Thursday, June 27, 2013

Can we stop calling them "gay" now?

By Carl

I mean, Jeez, they’ve earned the right to be as miserable as the rest of us!

With the expected addition of California’s citizens after Wednesday’s Supreme Court ruling, some 30 percent of Americans will live in states offering same-sex marriage.

Now the two sides of the marriage wars are gearing up to resume the costly state-by-state battles that could, in the hopes of each, spread marriage equality to several more states in the next few years, or reveal a brick wall of traditional values that cannot be breached.

There is wide agreement from both sides on where the next battlefields will be.

I want to point out something that has gone unnoticed in the coverage of these decisions. While I could not be happier that there is an overt acknowledgement by the SCOTUS that gay people are as human as I am, I’m disheartened by the time it took to get here. We still have a long way to go.

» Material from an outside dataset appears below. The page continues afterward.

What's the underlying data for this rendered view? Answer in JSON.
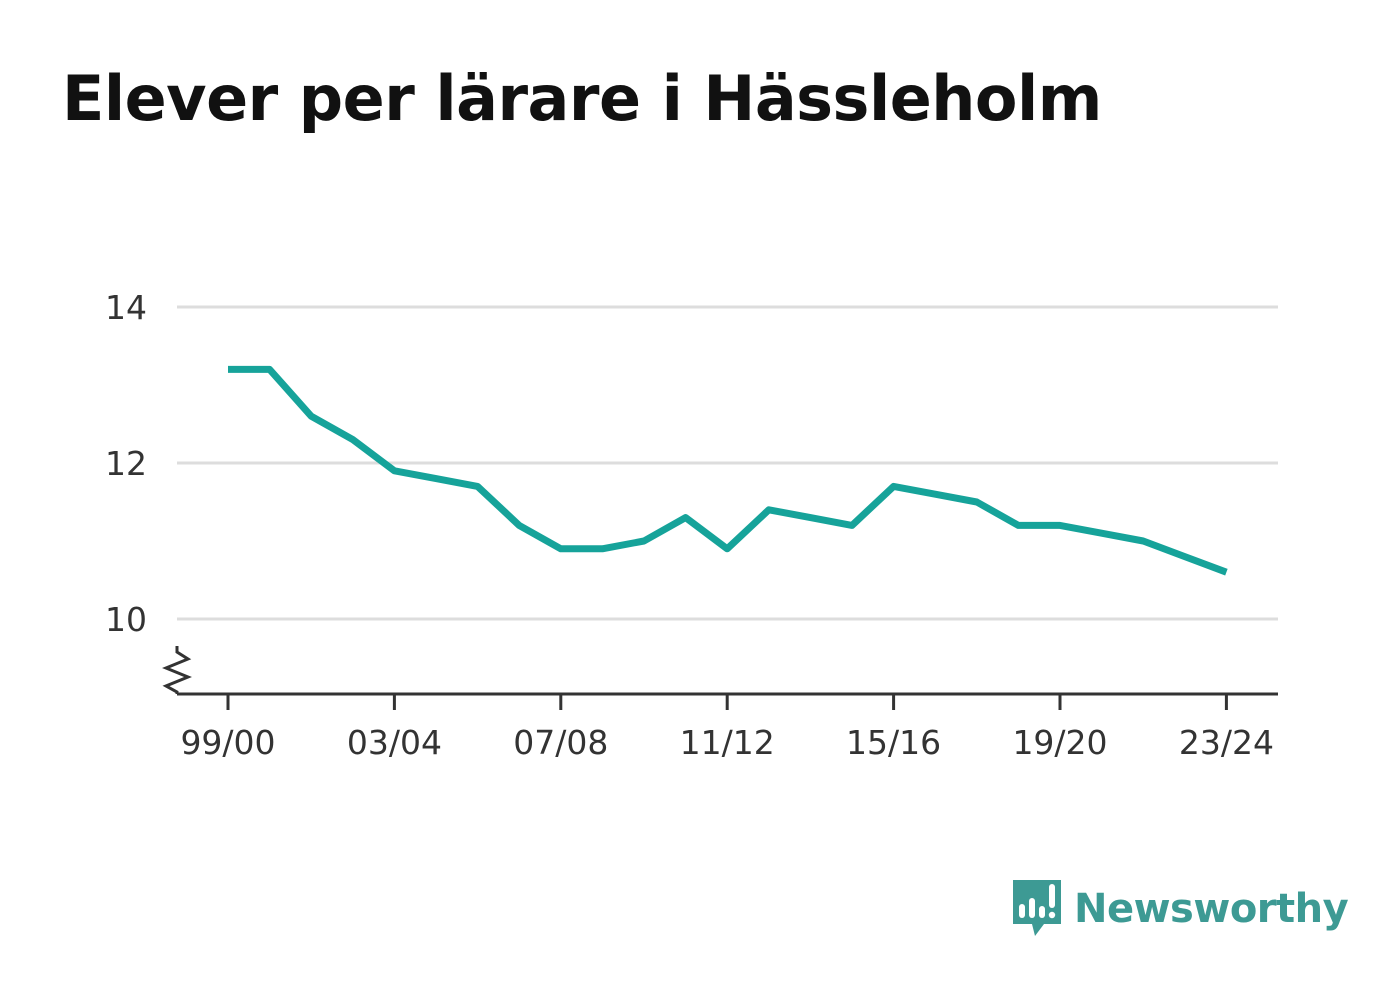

DoMA was passed in 1996. It is now nearly twenty years later that the Court has overturned key provisions of the Act. Keep that in mind as the focus shifts to the states, not just on this issue but on abortion.

It’s hard to believe in the 21st century that we’re still battling for individual sovereignty, for the individual’s right to live life unmolested by antediluvian mores and customs of other people who happen to have a megaphone.

And don’t think the right wing is going to go quietly on any of these issues. Same article:

The opponents of same-sex marriage, while unhappy that the Supreme Court struck down a key part of the Defense of Marriage Act and opened the door to gay marriage in California, are taking heart that the court did not declare same-sex marriage a constitutional right.

After a recent succession of stinging defeats in Delaware, Maryland, Maine, Minnesota, Rhode Island and Washington State — after political campaigns in which they were heavily outspent — the groups have also vowed to step up fund-raising for advertising and mobilizing supporters.

“These court decisions could be a real boon to our fund-raising,” said Frank Schubert, a conservative political consultant and vice president of the National Organization for Marriage. “People tend to react when the wolf is at the door.”

And this isn’t nearly as big an issue as a women’s right to choose. After all, one has merely to look at the heroic efforts of Texas state senator Wendy Davis the other evening, and the concomitant reaction of Hair-for Brains governor Rick Perry, his lieutenant governor David “Do The” Dewhurst, and state senator….ummmmm…uhhhhhh….I forgot. Oops!

That it took DoMA, a prima facie unconstitutional law, three decades to be overturned means we have to double down to protect the rights we supposedly cherish, particularly in this day and age when we’ve given so many of them away for free.